Furthering the 5G timeline, in September 2015 the University of Surrey opened its 5G Innovation Centre in Basingstoke—a test bed for 5G. The hunger for better data is strong, so much so that the U.K. government spent £75 million on the Basingstoke site and predicted that £6.8 billion is reserved for 5G in total.
Elon Musk has also played a big part in the 5G rollout, with plans for his company SpaceX to produce a Starlink constellation of around 12,000 satellites with the ability to deliver high-speed internet to people at an affordable price. In early May, Musk shared on his Instagram that 60 satellites have just been launched to start this mission.
Which brings us to today, with many wifi companies worried 5G’s reported speed will kill them off completely. With all the impressive pros, come also many concerns with 5G. Over 200 scientists and physicians who have researched the biological effects of radiofrequency radiation have signed the 5G appeal, calling for a cap on the use of the new technology.

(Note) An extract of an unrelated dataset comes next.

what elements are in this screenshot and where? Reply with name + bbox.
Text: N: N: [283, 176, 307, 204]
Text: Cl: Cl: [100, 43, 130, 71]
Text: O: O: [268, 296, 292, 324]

The main areas of concern are interference issues, surveillance, and health risks. 5G uses millimetre wave radio transmissions (28GHz frequencies), which has roughly a tenth of the range of standard 4G. Therefore, this is resulting in a lot more masts, satellites and antennas needed to account for the short travel distance and provide clear reception. Apparently, 5G even has trouble passing through trees.
As for surveillance issues, many people are speculating a super-connected world will also be super susceptible to cyber attacks. We have already experienced ransomware, malware, crypto-jacking, identity theft, and data breaches, which arguably will only get worse with 5G.

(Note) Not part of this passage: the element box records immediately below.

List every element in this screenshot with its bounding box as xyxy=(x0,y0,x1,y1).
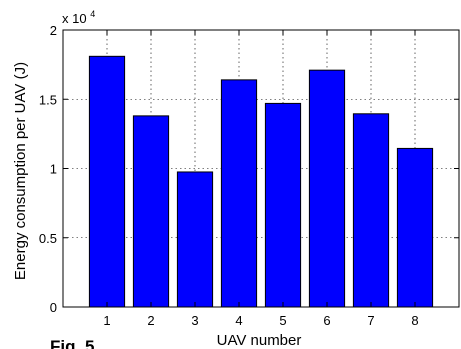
bar xyxy=(220,79,258,308)
x-tick-label: 7 xyxy=(367,313,374,328)
x-tick-label: 4 xyxy=(235,313,242,328)
bar xyxy=(176,171,214,308)
x-tick-label: 5 xyxy=(279,313,286,328)
y-tick-label: 0 xyxy=(50,300,57,315)
y-tick-label: 1 xyxy=(50,162,57,177)
y-axis-multiplier: x 10 4 xyxy=(62,9,95,26)
x-tick-label: 6 xyxy=(323,313,330,328)
bar xyxy=(352,113,390,308)
bar xyxy=(132,115,170,308)
bar xyxy=(88,55,126,308)
bar-series xyxy=(88,55,434,308)
x-tick-label: 8 xyxy=(411,313,418,328)
axis-ticks: 0 0.5 1 1.5 2 1 2 3 4 5 6 7 8 xyxy=(39,23,459,328)
y-multiplier-base: x 10 xyxy=(62,11,87,26)
y-tick-label: 0.5 xyxy=(39,231,57,246)
x-axis-label: UAV number xyxy=(217,332,302,349)
x-tick-label: 3 xyxy=(191,313,198,328)
bar xyxy=(264,102,302,308)
bar xyxy=(308,69,346,308)
y-axis-label: Energy consumption per UAV (J) xyxy=(12,62,29,280)
y-tick-label: 2 xyxy=(50,23,57,38)
y-multiplier-exponent: 4 xyxy=(90,9,95,19)
figure-caption-fragment: Fig. 5 xyxy=(50,337,94,349)
bar xyxy=(396,147,434,308)
x-tick-label: 1 xyxy=(103,313,110,328)
x-tick-label: 2 xyxy=(147,313,154,328)
y-tick-label: 1.5 xyxy=(39,92,57,107)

Finally, the development of this new technology has sparked fear that 5G radiation could have adverse health effects. In April 2019, Geneva, Switzerland and Brussels, Belgium blocked a 5G trial because of radiation laws.
There are multiple speculations online through #stop5G and #5Gremedies, with a Facebook group founded by John Kuhles, Dutch UFO researcher. Kuhles is predicting symptoms such as hot flashes, blurred vision, vertigo, irregular or skipped heartbeats, unexplained pains, ringing in one or both ears, extreme fatigue or extreme energy bursts, nausea and flu-like symptoms, also known as ‘microwave sickness’. However, his website was criticised for fake news of 5G attacking and killings birds in the Netherlands alongside other propaganda.
In the U.S., Senator Patrick Colbeck said he believes that unregulated Wireless Radiation represents the number one environmental issue of our day—perhaps it’s important to note that Colbeck is also antivaccine. While in the U.K., conspiracy theorist David Icke expressed his concern that 5G millimetre wave technologies are used to scatter crowds and that it could potentially be used against us as a weapon.
So what now? 5G is here and has been here for a while. Later this year, it will launch across the busiest parts of the U.K. up until 2020. Overall, it is impossible to predict what new technologies can come out of this hyper-connectivity but what we can say is that the potential applications of 5G are numerous and exciting. Let’s just wait and see if we ever get ‘microwave sickness’.